If you found a galaxy with an Ha emission line that had a wavelength of 756.3 nm, what would be the galaxy’s distance if the Hubble constant is 70 km/s/Mpc? (Note that the rest wavelength of the Ha emission line is 656.3 nm.)

Answer 1

Answer: 653.011Mpc

Explanation:

Hubble deduced that the farther the galaxy is, the more redshifted it is in its spectrum, and noted that all galaxies are "moving away from each other with a speed that increases with distance", and enunciated the now called Hubble–Lemaître Law.  

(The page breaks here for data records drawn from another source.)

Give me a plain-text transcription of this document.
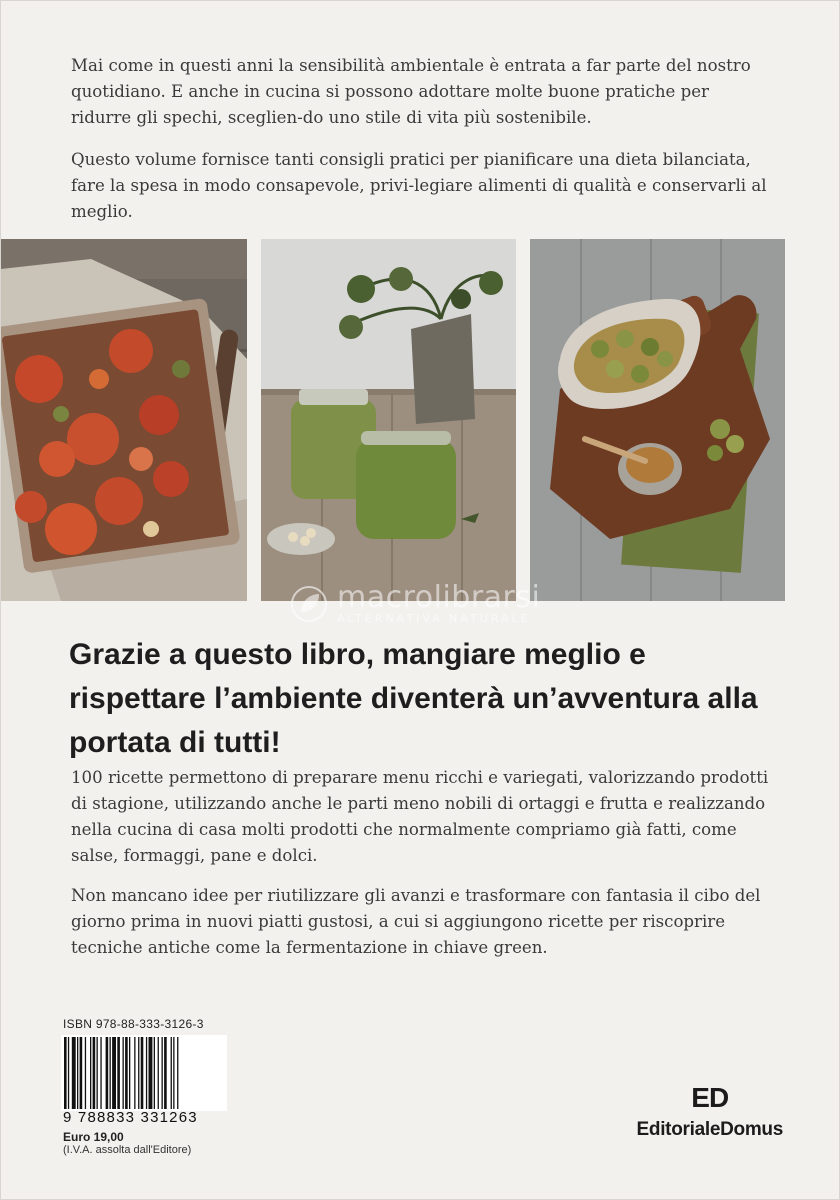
Mai come in questi anni la sensibilità ambientale è entrata a far parte del nostro quotidiano. E anche in cucina si possono adottare molte buone pratiche per ridurre gli spechi, sceglien-do uno stile di vita più sostenibile.

Questo volume fornisce tanti consigli pratici per pianificare una dieta bilanciata, fare la spesa in modo consapevole, privi-legiare alimenti di qualità e conservarli al meglio.

macrolibrarsi
ALTERNATIVA NATURALE
Grazie a questo libro, mangiare meglio e rispettare l’ambiente diventerà un’avventura alla portata di tutti!

100 ricette permettono di preparare menu ricchi e variegati, valorizzando prodotti di stagione, utilizzando anche le parti meno nobili di ortaggi e frutta e realizzando nella cucina di casa molti prodotti che normalmente compriamo già fatti, come salse, formaggi, pane e dolci.

Non mancano idee per riutilizzare gli avanzi e trasformare con fantasia il cibo del giorno prima in nuovi piatti gustosi, a cui si aggiungono ricette per riscoprire tecniche antiche come la fermentazione in chiave green.

ISBN 978-88-333-3126-3
9 788833 331263
Euro 19,00
(I.V.A. assolta dall'Editore)
ED
EditorialeDomus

This is mathematically expressed as:

$V=H_{o}D$ (1)

Where:

$V$ is the approximate recession velocity of the galaxy

$H_{o}=70 km/s/Mpc$ is the current Hubble constant  

$D$ is the galaxy's distance

On the other hand, the equation for the Doppler shift is:

$\frac{\Delta \lambda}{\lambda_{o}}=\frac{V}{c}$  (2)

Where:

$\lambda_{o}=656.3nm=656.3(10)^{-9}m$ is the wavelength for the Ha line of the galaxy observed at rest

$\Delta \lambda=\lambda_{1}-\lambda_{o}$ is the variation between the measured wavelength for the Ha emission line in the spectrum of this galaxy ($\lambda_{1}=756.3nm=756.3(10)^{-9}m$ in this case) and the wavelength for the same Ha line observed at rest

$c=3(10)^{8}m/s$ is the speed of light

Rewriting (2):

$\frac{\lambda_{1}-\lambda_{o}}{\lambda_{o}}=\frac{V}{c}$  (3)

Isolating $V$:

$V=\frac{(\lambda_{1}-\lambda_{o})c}{\lambda_{o}}$  (4)

Finding $V$:

$V=\frac{(756.3(10)^{-9}m-656.3(10)^{-9}m)3(10)^{8}m/s}{656.3(10)^{-9}m}$  (5)

$V=45710802.99m/s=45710.80299km/s$  (6)

Substituting $V$ in (1):

$45710.80299km/s=(70km/s/Mpc)D$ (7)

Finding $D$:

$D=\frac{V}{H_{o}}=\frac{45710.80299km/s}{70km/s/Mpc}$ (8)

Finally:

$D=653.011Mpc$ (8)  This is the galaxy's distance